Lors du discours à la nation du 23 mars 2020, le Chef de l’Etat a pris la décision de créer un fonds de riposte et de solidarité, le FORCE-COVID-19 qui sera doté de 1000 Milliards FCfa pour contrer les effets du Covid-19 sur l’économie nationale. Il est prévu une remise partielle de la dette fiscale constatée au 31 décembre 2019 due par les entreprises et les particuliers pour une enveloppe globale de 200 milliards. Maître Maname Fall, expert fiscal et conseil Juridique livre, pour Seneweb, des éclairages sur la remise fiscale en période de Covid-19.
1/ En droit commun de la fiscalité
La remise fiscale est consacrée par l’article 706 : « Le contribuable, en situation économique ou financière difficile, qui reconnait le bien-fondé d’une imposition établie à son nom, peut introduire une demande de remise ou de modération de sa dette fiscale».
Par dettes fiscales, dans notre contexte, exclure celles à constater au niveau des états financiers des entreprises.
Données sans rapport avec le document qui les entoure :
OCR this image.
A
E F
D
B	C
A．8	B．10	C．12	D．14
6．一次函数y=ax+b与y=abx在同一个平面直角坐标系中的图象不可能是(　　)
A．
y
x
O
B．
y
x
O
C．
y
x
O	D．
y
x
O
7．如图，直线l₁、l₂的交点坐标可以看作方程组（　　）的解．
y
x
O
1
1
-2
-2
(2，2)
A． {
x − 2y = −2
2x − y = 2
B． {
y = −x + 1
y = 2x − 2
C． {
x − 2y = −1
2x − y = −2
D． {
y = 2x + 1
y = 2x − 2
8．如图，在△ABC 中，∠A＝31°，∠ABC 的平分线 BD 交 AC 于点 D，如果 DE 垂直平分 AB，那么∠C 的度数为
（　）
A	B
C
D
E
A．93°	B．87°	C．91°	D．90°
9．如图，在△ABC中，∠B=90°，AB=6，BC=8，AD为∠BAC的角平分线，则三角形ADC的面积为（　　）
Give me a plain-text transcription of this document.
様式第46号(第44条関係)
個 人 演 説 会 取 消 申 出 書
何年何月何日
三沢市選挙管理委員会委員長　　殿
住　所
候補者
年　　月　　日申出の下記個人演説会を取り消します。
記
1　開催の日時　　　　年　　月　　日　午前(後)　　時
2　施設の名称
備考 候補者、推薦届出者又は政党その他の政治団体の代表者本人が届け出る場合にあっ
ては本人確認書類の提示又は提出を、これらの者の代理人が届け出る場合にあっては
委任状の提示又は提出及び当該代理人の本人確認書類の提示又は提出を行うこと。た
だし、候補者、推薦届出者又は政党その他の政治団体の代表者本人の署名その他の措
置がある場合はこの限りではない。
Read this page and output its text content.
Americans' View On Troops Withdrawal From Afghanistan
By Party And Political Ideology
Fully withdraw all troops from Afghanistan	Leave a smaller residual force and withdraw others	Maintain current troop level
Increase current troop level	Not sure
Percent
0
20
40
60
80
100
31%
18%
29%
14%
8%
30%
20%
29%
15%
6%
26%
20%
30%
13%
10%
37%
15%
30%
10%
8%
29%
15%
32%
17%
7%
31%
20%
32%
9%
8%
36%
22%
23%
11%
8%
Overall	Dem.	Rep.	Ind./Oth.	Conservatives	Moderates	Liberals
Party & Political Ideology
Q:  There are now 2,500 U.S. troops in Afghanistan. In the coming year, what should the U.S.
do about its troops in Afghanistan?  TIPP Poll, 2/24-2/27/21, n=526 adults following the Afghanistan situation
Pour l’essentiel ces comptes ne sont pas encore arrêtés ni approuvés et leur dépôt légal expire le 30 avril 2020.
Sauf précision du ministère des Finances, les dettes visées par la remise englobent, entre autres, les droits simples, pénalités, amendes et intérêts de retard constatés à la suite d’un contrôle fiscal achevé au 31/12/2019, celles issues des déclarations en impayé ou d’une reconnaissance formelle du contribuable, les montants des moratoires non encore soldés, les dettes dues au Trésor Public, celles dues à l’administration douanière, celles issues d’une décision de justice devenue définitive.
2/La remise fiscale en raison de la situation exceptionnelle
A situation exceptionnelle, mesure exceptionnelle. C’est dans ce contexte qu’il faudrait placer la remise fiscale annoncée, le Président va même utiliser l’art 77 de la Constitution afin d’intervenir rapidement et de façon plus efficace dans le domaine fiscal et sûrement dans d’autres domaines de la compétence exclusive de l’Assemblée Nationale.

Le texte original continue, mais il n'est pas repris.